Asal kalian tau, lelaki itu membuang hal-hal berbau manis didalam hidupnya semenjak sang istri tiada, jadi sekarang Woobin sudah lupa bagaimana rasanya gula itu dimulutnya.

Choi Woobin itu, bisa dibilang merupakan pria bengis yang sangat mandiri. Dia sudah terbiasa membuat sarapannya sendiri, karena tinggal sebatang kara di rumahnya yang dulu pernah ia tempati bersama mendiang sang istri.

Sudah lama rasanya Choi Woobin dan ayahnya tidak tinggal satu atap. Saat putranya resmi menjadi duda, Gong Yoo sudah menawarkan ide untuk menjual rumah yang Woobin tempati.
Sebab Gong Yoo ingin anaknya tinggal bersama denganya.

Tapi sayang Woobin menolak ide ayahnya itu, katanya teralalu berat untuk melepas rumah miliknya kepada orang lain, jadi Woobin tetap tinggal disana meskipun dia sendirian.

Sampai saat ini Gong Yoo merasa kasihan dengan nasib anaknya, yang harus hidup dibawah bayang-bayang mending istrinya.

Meskipun sekarang Woobin sangat sibuk berkarir didunia militer dan jarang terlihat sedih didepan umum, tapi Gong Yoo yakin Woobin masih sering memikirkan istrinya itu.

Ingin sekali rasanya Gong Yoo mengutuk usia singkat yang tertulis didalam garis tangan menantunya itu.

Coba saja jika menantunya tidak meninggal diusia muda, Woobin bisa saja akan menjadi pria yang paling bahagia didunia ini, karena mempunyai keluarga kecil yang lengkap.

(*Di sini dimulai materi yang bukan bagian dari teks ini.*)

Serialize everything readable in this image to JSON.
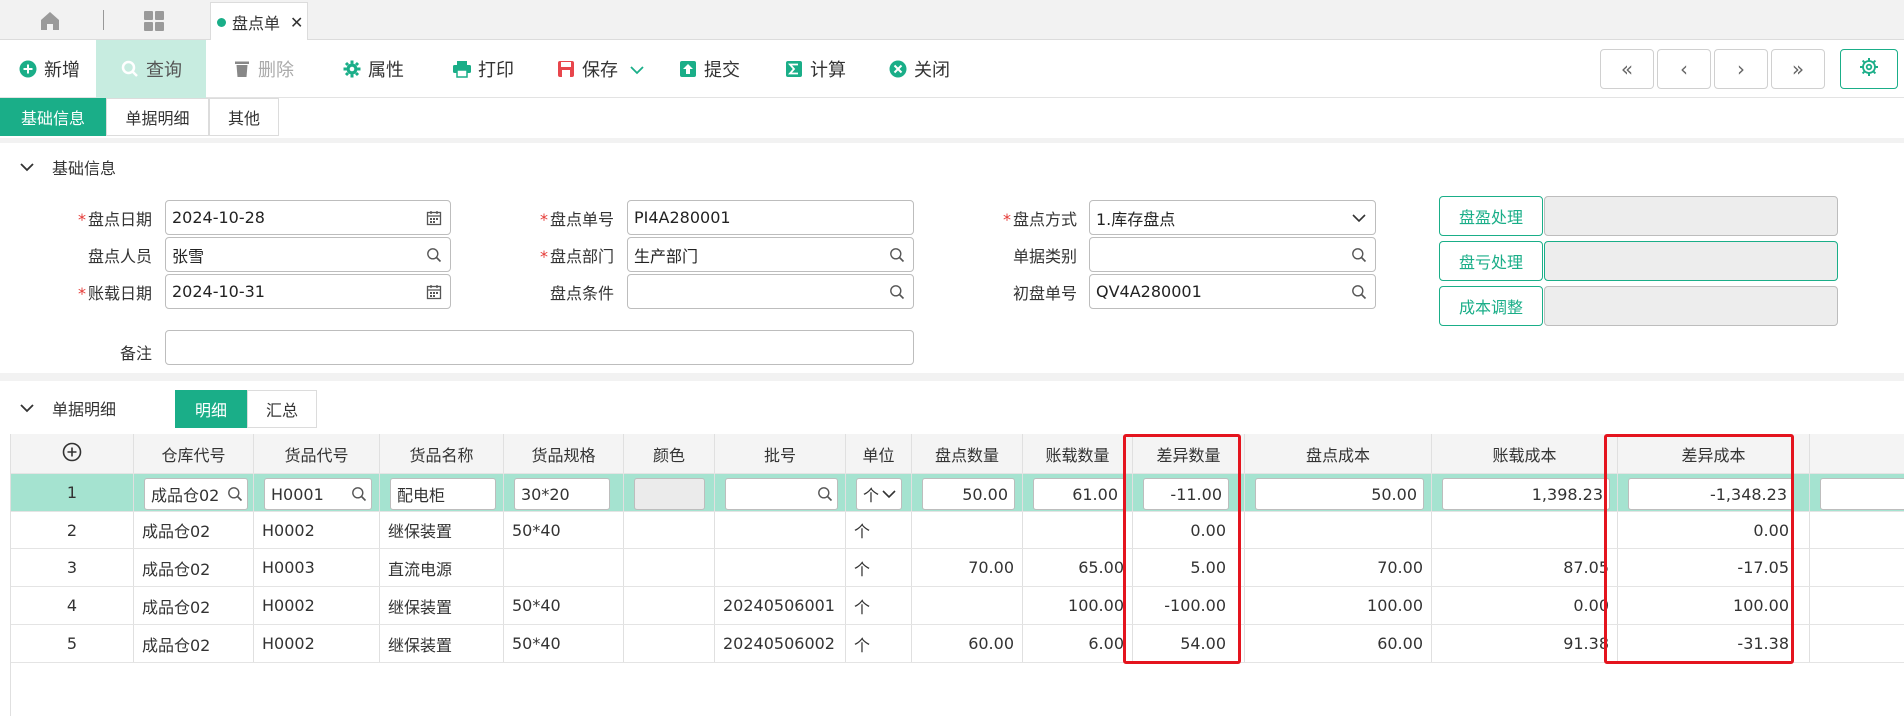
{
  "tabstrip": {
    "tab_label": "盘点单"
  },
  "toolbar": {
    "new": "新增",
    "query": "查询",
    "delete": "删除",
    "props": "属性",
    "print": "打印",
    "save": "保存",
    "submit": "提交",
    "calc": "计算",
    "close": "关闭",
    "nav": [
      "«",
      "‹",
      "›",
      "»"
    ]
  },
  "section_tabs": [
    "基础信息",
    "单据明细",
    "其他"
  ],
  "basic_section_title": "基础信息",
  "form": {
    "date_label": "盘点日期",
    "date": "2024-10-28",
    "no_label": "盘点单号",
    "no": "PI4A280001",
    "method_label": "盘点方式",
    "method": "1.库存盘点",
    "person_label": "盘点人员",
    "person": "张雪",
    "dept_label": "盘点部门",
    "dept": "生产部门",
    "doctype_label": "单据类别",
    "doctype": "",
    "acct_date_label": "账载日期",
    "acct_date": "2024-10-31",
    "cond_label": "盘点条件",
    "cond": "",
    "init_no_label": "初盘单号",
    "init_no": "QV4A280001",
    "remark_label": "备注",
    "remark": "",
    "btn_profit": "盘盈处理",
    "btn_loss": "盘亏处理",
    "btn_cost": "成本调整"
  },
  "detail_section_title": "单据明细",
  "detail_tabs": [
    "明细",
    "汇总"
  ],
  "table": {
    "headers": [
      "仓库代号",
      "货品代号",
      "货品名称",
      "货品规格",
      "颜色",
      "批号",
      "单位",
      "盘点数量",
      "账载数量",
      "差异数量",
      "盘点成本",
      "账载成本",
      "差异成本"
    ],
    "rows": [
      [
        "1",
        "成品仓02",
        "H0001",
        "配电柜",
        "30*20",
        "",
        "",
        "个",
        "50.00",
        "61.00",
        "-11.00",
        "50.00",
        "1,398.23",
        "-1,348.23"
      ],
      [
        "2",
        "成品仓02",
        "H0002",
        "继保装置",
        "50*40",
        "",
        "",
        "个",
        "",
        "",
        "0.00",
        "",
        "",
        "0.00"
      ],
      [
        "3",
        "成品仓02",
        "H0003",
        "直流电源",
        "",
        "",
        "",
        "个",
        "70.00",
        "65.00",
        "5.00",
        "70.00",
        "87.05",
        "-17.05"
      ],
      [
        "4",
        "成品仓02",
        "H0002",
        "继保装置",
        "50*40",
        "",
        "20240506001",
        "个",
        "",
        "100.00",
        "-100.00",
        "100.00",
        "0.00",
        "100.00"
      ],
      [
        "5",
        "成品仓02",
        "H0002",
        "继保装置",
        "50*40",
        "",
        "20240506002",
        "个",
        "60.00",
        "6.00",
        "54.00",
        "60.00",
        "91.38",
        "-31.38"
      ]
    ]
  },
  "colors": {
    "accent": "#1aae88",
    "highlight": "#e4141e",
    "selected_row": "#a5e3d0"
  }
}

Dan Gong Yoo juga bisa melihat Choi Junior yang lahir di generasi ke 3, sebagai calon penerus perusahaan miliknya dimasa depan.

"Memangnya Ayah memasak sendiri?"

Mata Woobin rasanya sangat terganggu dengan olahan makanan yang berwarna serba merah menyala diatas meja makan itu. Semuanya berbalut bubuk cabai yang sangat banyak, apakah Ayahnya tidak akan tewas jika makan itu semua?

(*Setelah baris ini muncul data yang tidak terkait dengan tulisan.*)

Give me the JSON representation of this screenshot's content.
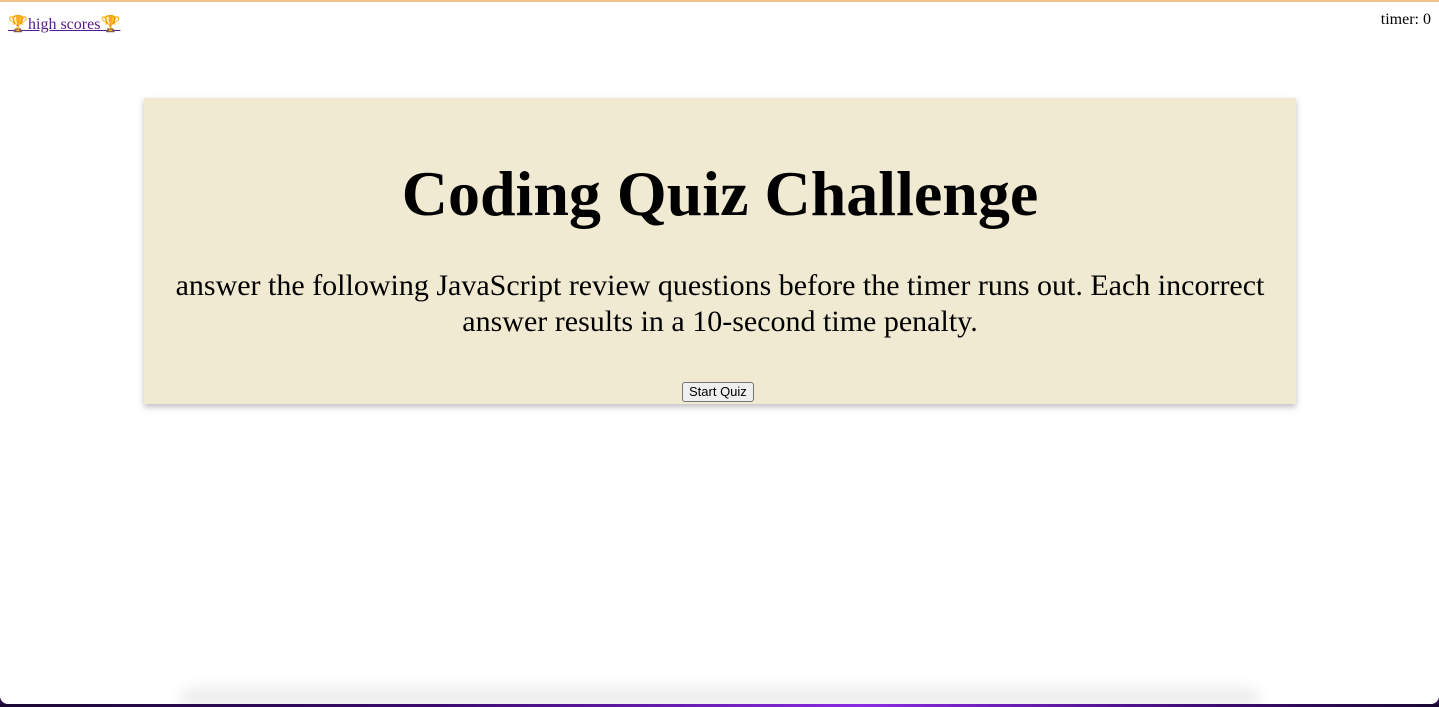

"Ah.. tidak, kemarin malam Ayah delivery dan memanaskannya tadi" jawab Gong Yoo dengan nada riang.

Kemudian namja paruh baya itu duduk dikursi paling ujung. Sementara Woobin duduk disampingnya, dia diam melihat Gong Yoo yang mengambil ancang-ancang untuk menyumpit nasi putih dan lauknya.

"Yakin tidak mau ikut makan?" tanya Gong Yoo sebelum suapan pertamanya masuk mulus ke dalam mulut.

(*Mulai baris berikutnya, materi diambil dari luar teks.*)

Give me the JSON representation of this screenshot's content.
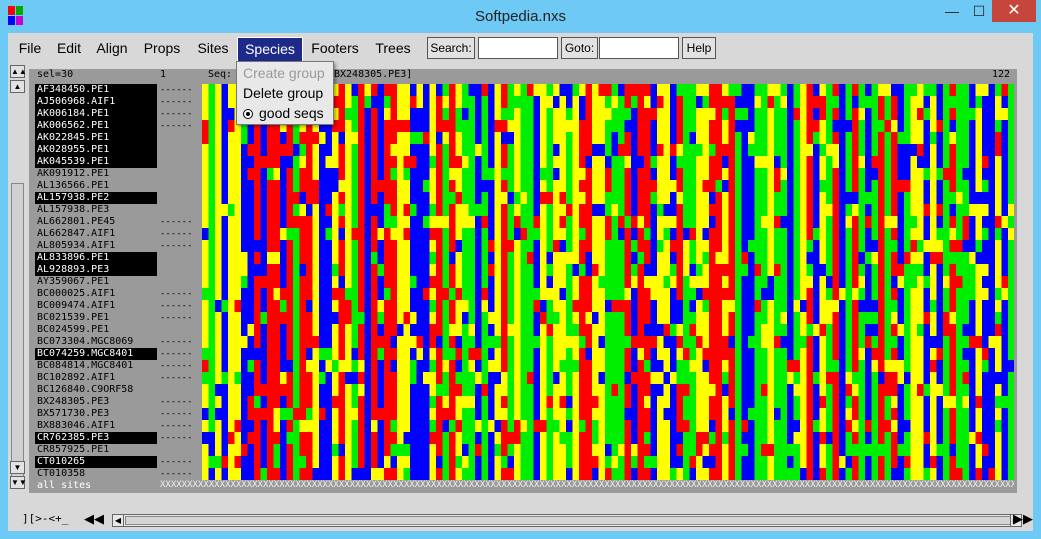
{
  "window": {
    "title": "Softpedia.nxs",
    "minimize": "—",
    "maximize": "☐",
    "close": "✕"
  },
  "menubar": {
    "file": "File",
    "edit": "Edit",
    "align": "Align",
    "props": "Props",
    "sites": "Sites",
    "species": "Species",
    "footers": "Footers",
    "trees": "Trees",
    "search_button": "Search:",
    "search_value": "",
    "goto_button": "Goto:",
    "goto_value": "",
    "help_button": "Help"
  },
  "species_menu": {
    "create_group": "Create group",
    "delete_group": "Delete group",
    "good_seqs": "good seqs"
  },
  "header": {
    "selection": "sel=30",
    "start_col": "1",
    "seq_label": "Seq:",
    "seq_name_tail": "BX248305.PE3]",
    "end_col": "122"
  },
  "sequences": [
    {
      "name": "AF348450.PE1",
      "selected": true,
      "gaps": "------"
    },
    {
      "name": "AJ506968.AIF1",
      "selected": true,
      "gaps": "------"
    },
    {
      "name": "AK006184.PE1",
      "selected": true,
      "gaps": "------"
    },
    {
      "name": "AK006562.PE1",
      "selected": true,
      "gaps": "------"
    },
    {
      "name": "AK022845.PE1",
      "selected": true,
      "gaps": ""
    },
    {
      "name": "AK028955.PE1",
      "selected": true,
      "gaps": ""
    },
    {
      "name": "AK045539.PE1",
      "selected": true,
      "gaps": ""
    },
    {
      "name": "AK091912.PE1",
      "selected": false,
      "gaps": ""
    },
    {
      "name": "AL136566.PE1",
      "selected": false,
      "gaps": ""
    },
    {
      "name": "AL157938.PE2",
      "selected": true,
      "gaps": ""
    },
    {
      "name": "AL157938.PE3",
      "selected": false,
      "gaps": ""
    },
    {
      "name": "AL662801.PE45",
      "selected": false,
      "gaps": "------"
    },
    {
      "name": "AL662847.AIF1",
      "selected": false,
      "gaps": "------"
    },
    {
      "name": "AL805934.AIF1",
      "selected": false,
      "gaps": "------"
    },
    {
      "name": "AL833896.PE1",
      "selected": true,
      "gaps": ""
    },
    {
      "name": "AL928893.PE3",
      "selected": true,
      "gaps": ""
    },
    {
      "name": "AY359067.PE1",
      "selected": false,
      "gaps": ""
    },
    {
      "name": "BC000025.AIF1",
      "selected": false,
      "gaps": "------"
    },
    {
      "name": "BC009474.AIF1",
      "selected": false,
      "gaps": "------"
    },
    {
      "name": "BC021539.PE1",
      "selected": false,
      "gaps": "------"
    },
    {
      "name": "BC024599.PE1",
      "selected": false,
      "gaps": ""
    },
    {
      "name": "BC073304.MGC8069",
      "selected": false,
      "gaps": "------"
    },
    {
      "name": "BC074259.MGC8401",
      "selected": true,
      "gaps": "------"
    },
    {
      "name": "BC084814.MGC8401",
      "selected": false,
      "gaps": "------"
    },
    {
      "name": "BC102892.AIF1",
      "selected": false,
      "gaps": "------"
    },
    {
      "name": "BC126840.C9ORF58",
      "selected": false,
      "gaps": ""
    },
    {
      "name": "BX248305.PE3",
      "selected": false,
      "gaps": "------"
    },
    {
      "name": "BX571730.PE3",
      "selected": false,
      "gaps": "------"
    },
    {
      "name": "BX883046.AIF1",
      "selected": false,
      "gaps": "------"
    },
    {
      "name": "CR762385.PE3",
      "selected": true,
      "gaps": "------"
    },
    {
      "name": "CR857925.PE1",
      "selected": false,
      "gaps": ""
    },
    {
      "name": "CT010265",
      "selected": true,
      "gaps": "------"
    },
    {
      "name": "CT010358",
      "selected": false,
      "gaps": "------"
    }
  ],
  "all_sites": {
    "label": "all sites",
    "marks": "XXXXXXXXXXXXXXXXXXXXXXXXXXXXXXXXXXXXXXXXXXXXXXXXXXXXXXXXXXXXXXXXXXXXXXXXXXXXXXXXXXXXXXXXXXXXXXXXXXXXXXXXXXXXXXXXXXXXXXXXXXXXXXXXXXXXXXXXXXXXXXXXXXXXXXXXXXXXXXXXXXXXXX"
  },
  "bottom": {
    "scroll_label": "][>-<+_",
    "first_icon": "double-left-arrow-icon",
    "last_icon": "double-right-arrow-icon"
  },
  "colors": {
    "A": "#ff0000",
    "C": "#00ee00",
    "G": "#ffff00",
    "T": "#0000ff",
    "selection": "#1d2a8a",
    "panel": "#9a9a9a",
    "titlebar": "#6ec9f5"
  }
}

"Ayah makan saja sendiri" sahut Woobin tanpa minat sedikitpun.

"Aegoo... Kau sedang menjaga badan ya?? Apa kau rutin nge'gym lagi sekarang? Makanlah bersama Ayah, jangan buat Ayah terlihat jahat karena membiarkanmu menjadi penonton dimeja makan"

Gong Yoo memaksa. Tapi Woobin tegas pada pendiriannya yang sangat keras kepala.

"Tidak usah, aku masih kenyang" balas sang putra.

"-Ngomong-ngomong... Kapan terakhir kali Ayah bertemu dengan Ibu?"

"Kenapa kau tiba-tiba bertanya begitu?" Gong yoo refleks berhenti mengunyah, matanya melirik tak suka kearah Woobin, dan curiga saat anaknya penasaran pada kisah akhir percintaannya yang sangat mengenaskan.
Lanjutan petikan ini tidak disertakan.